Nel 2010 non si era ancora spenta l’eco delle proteste generate dalla rielezione del presidente Ahmadinejad e dalle denunce di brogli elettorali da parte del candidato moderato Mousavi.

Teheran con le montagne alle spalle (cr. Alessandra Coppa iosonospartaco)

Attraversare quel paese è stato un modo per entrare in contatto con la sofferenza causata da un governo che soffoca l’opposizione, ma anche con una storia straordinaria e con l’ospitalità e la gentilezza delle persone, intenzionate a resistere e usare la propria cultura per mantenere saldi i legami con il resto del mondo.

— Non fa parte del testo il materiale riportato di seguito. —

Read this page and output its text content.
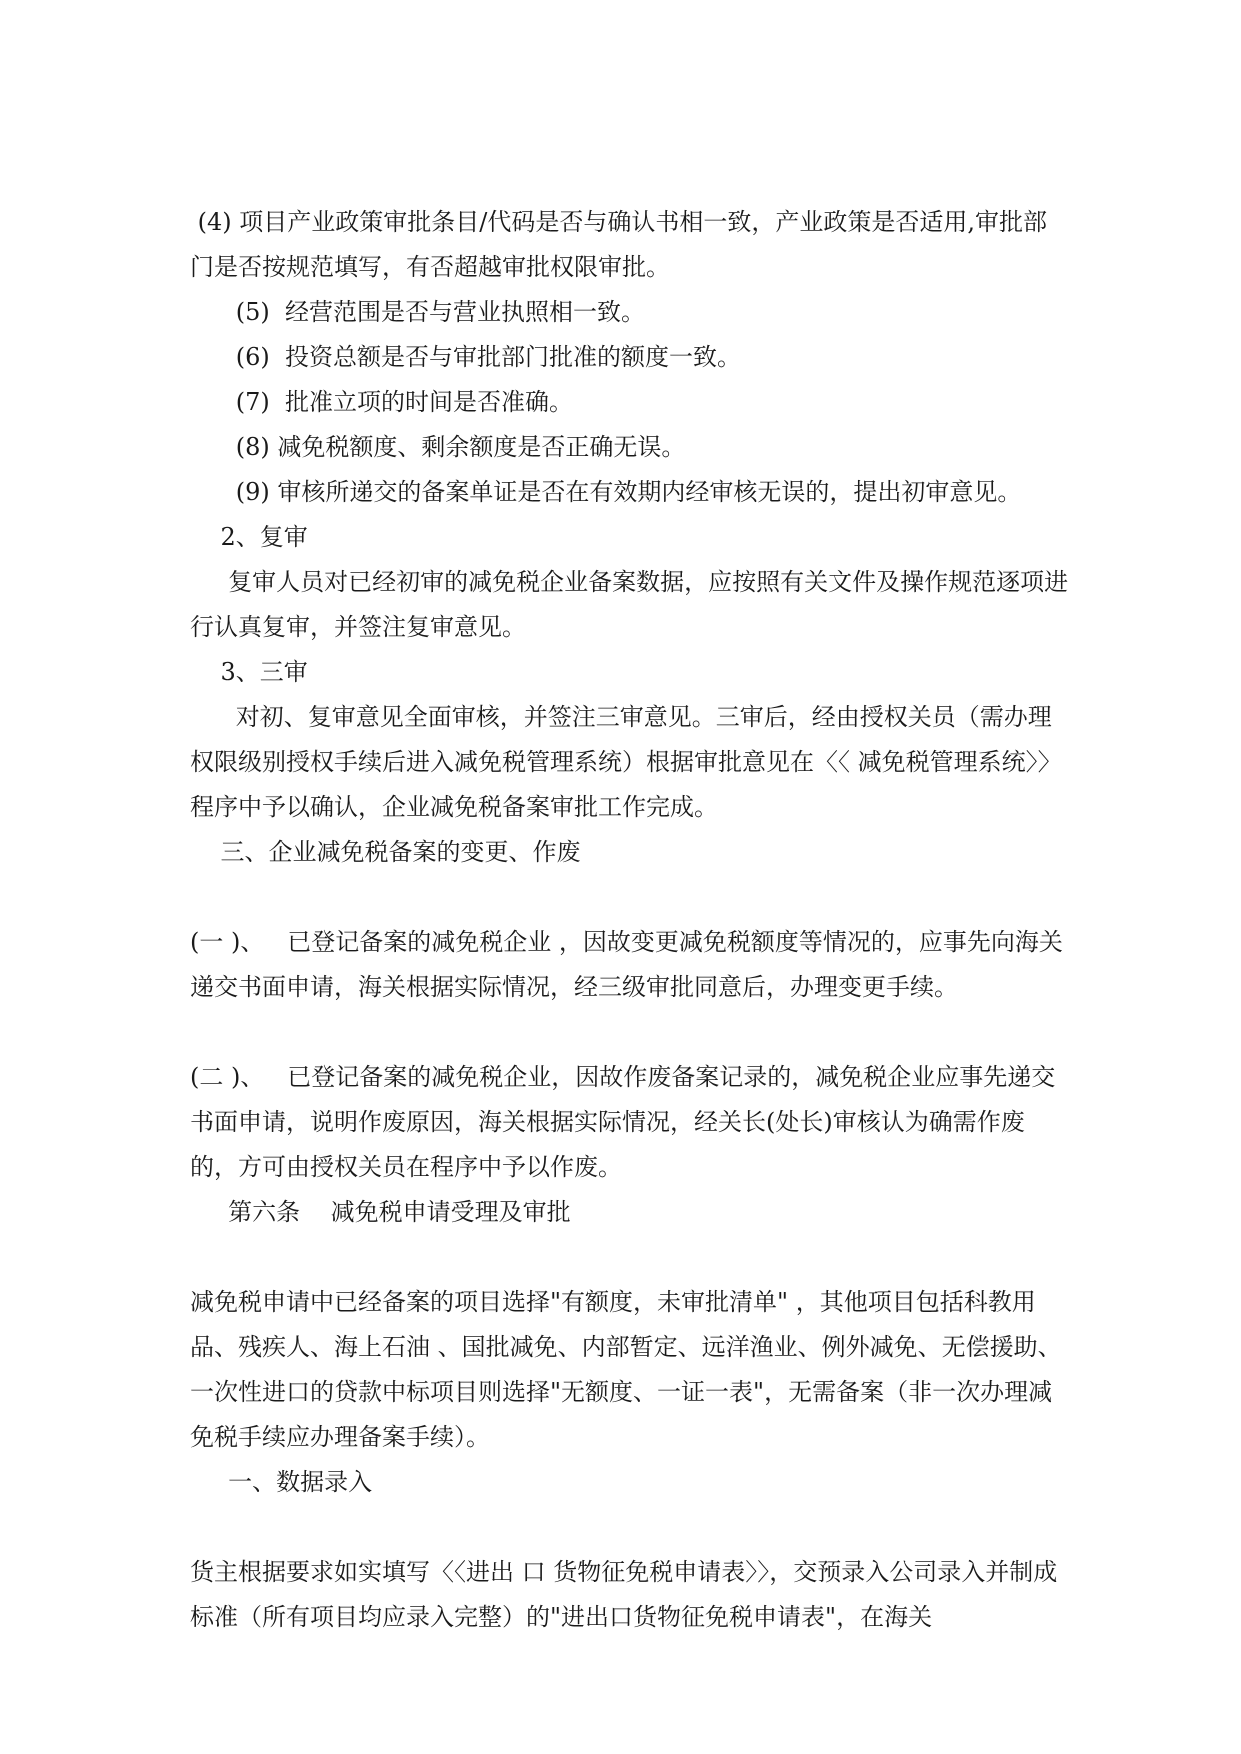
(4) 项目产业政策审批条目/代码是否与确认书相一致，产业政策是否适用,审批部门是否按规范填写，有否超越审批权限审批。

(5)  经营范围是否与营业执照相一致。

(6)  投资总额是否与审批部门批准的额度一致。

(7)  批准立项的时间是否准确。

(8) 减免税额度、剩余额度是否正确无误。

(9) 审核所递交的备案单证是否在有效期内经审核无误的，提出初审意见。

2、复审

复审人员对已经初审的减免税企业备案数据，应按照有关文件及操作规范逐项进行认真复审，并签注复审意见。

3、三审

对初、复审意见全面审核，并签注三审意见。三审后，经由授权关员（需办理权限级别授权手续后进入减免税管理系统）根据审批意见在〈〈 减免税管理系统〉〉程序中予以确认，企业减免税备案审批工作完成。

三、企业减免税备案的变更、作废

(一 )、   已登记备案的减免税企业 ，因故变更减免税额度等情况的，应事先向海关递交书面申请，海关根据实际情况，经三级审批同意后，办理变更手续。

(二 )、   已登记备案的减免税企业，因故作废备案记录的，减免税企业应事先递交书面申请，说明作废原因，海关根据实际情况，经关长(处长)审核认为确需作废的，方可由授权关员在程序中予以作废。

第六条    减免税申请受理及审批

减免税申请中已经备案的项目选择"有额度，未审批清单" ，其他项目包括科教用品、残疾人、海上石油 、国批减免、内部暂定、远洋渔业、例外减免、无偿援助、一次性进口的贷款中标项目则选择"无额度、一证一表"，无需备案（非一次办理减免税手续应办理备案手续）。

一、数据录入

货主根据要求如实填写〈〈进出 口 货物征免税申请表〉〉，交预录入公司录入并制成标准（所有项目均应录入完整）的"进出口货物征免税申请表"，在海关
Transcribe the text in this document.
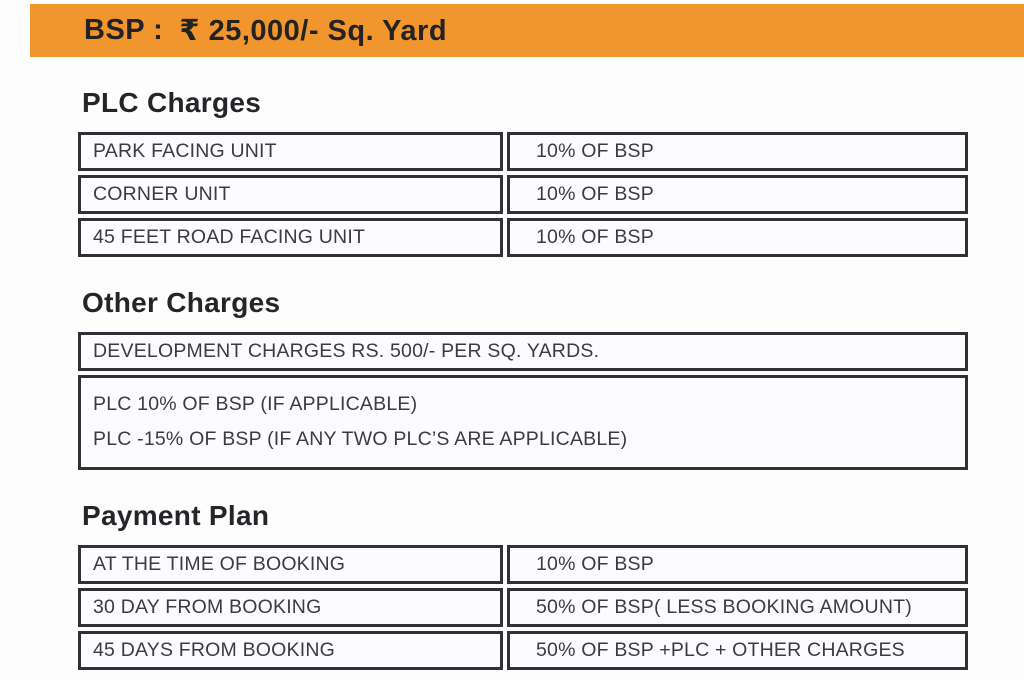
BSP : ₹ 25,000/- Sq. Yard
PLC Charges
PARK FACING UNIT	10% OF BSP
CORNER UNIT	10% OF BSP
45 FEET ROAD FACING UNIT	10% OF BSP
Other Charges
DEVELOPMENT CHARGES RS. 500/- PER SQ. YARDS.
PLC 10% OF BSP (IF APPLICABLE)
PLC -15% OF BSP (IF ANY TWO PLC’S ARE APPLICABLE)
Payment Plan
AT THE TIME OF BOOKING	10% OF BSP
30 DAY FROM BOOKING	50% OF BSP( LESS BOOKING AMOUNT)
45 DAYS FROM BOOKING	50% OF BSP +PLC + OTHER CHARGES
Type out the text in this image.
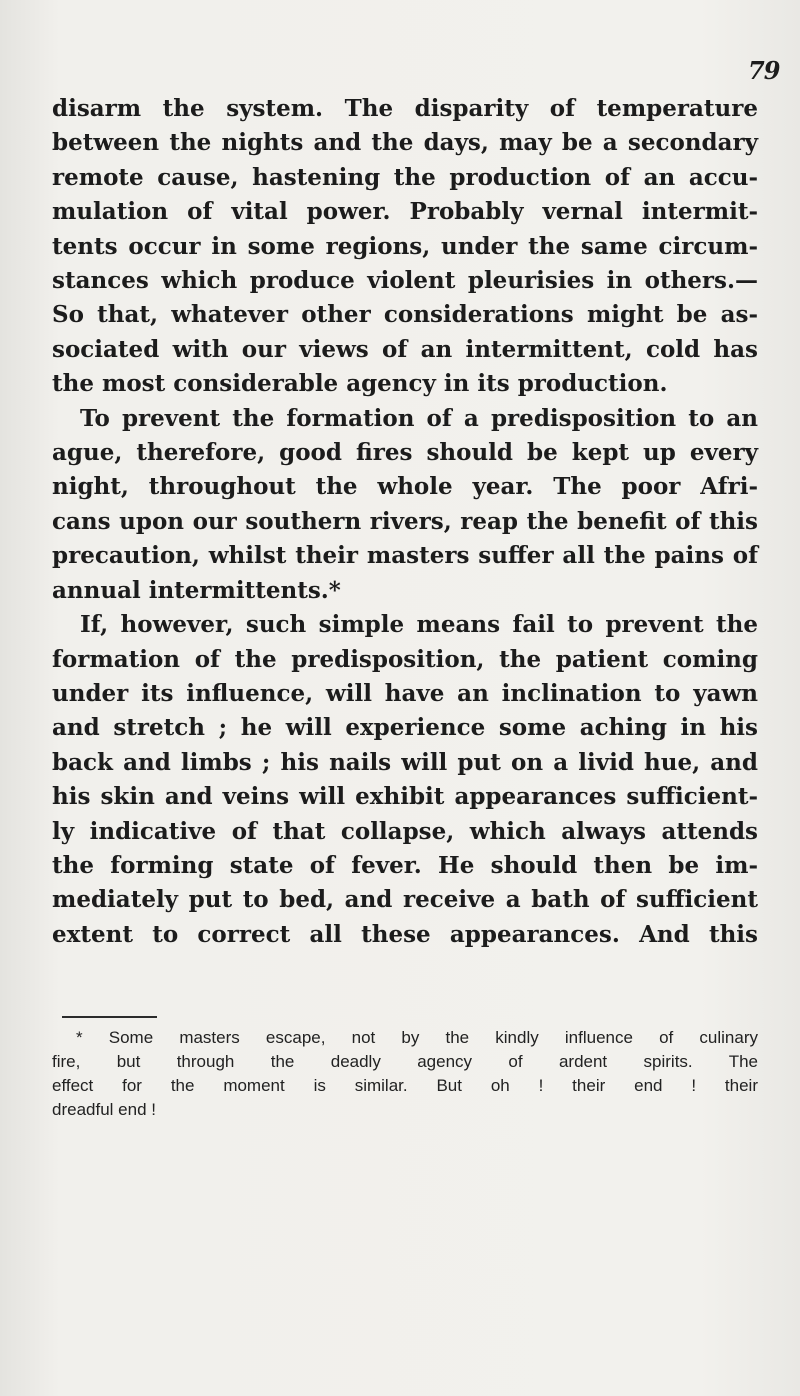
79
disarm the system. The disparity of temperature
between the nights and the days, may be a secondary
remote cause, hastening the production of an accu-
mulation of vital power. Probably vernal intermit-
tents occur in some regions, under the same circum-
stances which produce violent pleurisies in others.—
So that, whatever other considerations might be as-
sociated with our views of an intermittent, cold has
the most considerable agency in its production.
To prevent the formation of a predisposition to an
ague, therefore, good fires should be kept up every
night, throughout the whole year. The poor Afri-
cans upon our southern rivers, reap the benefit of this
precaution, whilst their masters suffer all the pains of
annual intermittents.*
If, however, such simple means fail to prevent the
formation of the predisposition, the patient coming
under its influence, will have an inclination to yawn
and stretch ; he will experience some aching in his
back and limbs ; his nails will put on a livid hue, and
his skin and veins will exhibit appearances sufficient-
ly indicative of that collapse, which always attends
the forming state of fever. He should then be im-
mediately put to bed, and receive a bath of sufficient
extent to correct all these appearances. And this
* Some masters escape, not by the kindly influence of culinary
fire, but through the deadly agency of ardent spirits. The
effect for the moment is similar. But oh ! their end ! their
dreadful end !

Atterro a Teheran all’alba di una giornata di maggio. Indosso il velo non appena poggio piede in aeroporto e sono così preoccupata di non farlo scivolare, che non mi rendo conto di essere già fuori, senza altra formalità che un veloce controllo del passaporto. Mentre mi muovo nel traffico caotico, ecco all’orizzonte le alte cime dei monti Alborz, incappucciate di neve.

I giovani

Per strada ragazze eleganti, pur nel rigore degli abiti, i capelli nascosti con grazia, trucco perfetto e rinoplastiche esibite con orgoglio. Poter mostrare liberamente solo il volto ha rafforzato, specie fra le giovani donne delle città, una cura del corpo che ha radici antiche. Qui nella capitale i neri chador si mescolano a personali interpretazioni del velo, dando vita a uno stile che pare una provocazione silenziosa e irriverente nei confronti del rigore imposto dalla Repubblica Islamica.

Naturalmente questo è più evidente fra i giovani, quelli con meno di 30 anni rappresentano oltre il 60% della popolazione del paese. Della recente onda verde resta però poca evidenza. Gli arresti e l’isolamento di chi è riuscito a sfuggirne l’hanno molto indebolita; qualcuno a voce bassa mi dice che al momento non ci sarebbero figure abbastanza carismatiche per guidare una nuova rivolta.

Indumenti femminili nel bazar di Kerman (cr. Alessandra Coppa iosonospartaco)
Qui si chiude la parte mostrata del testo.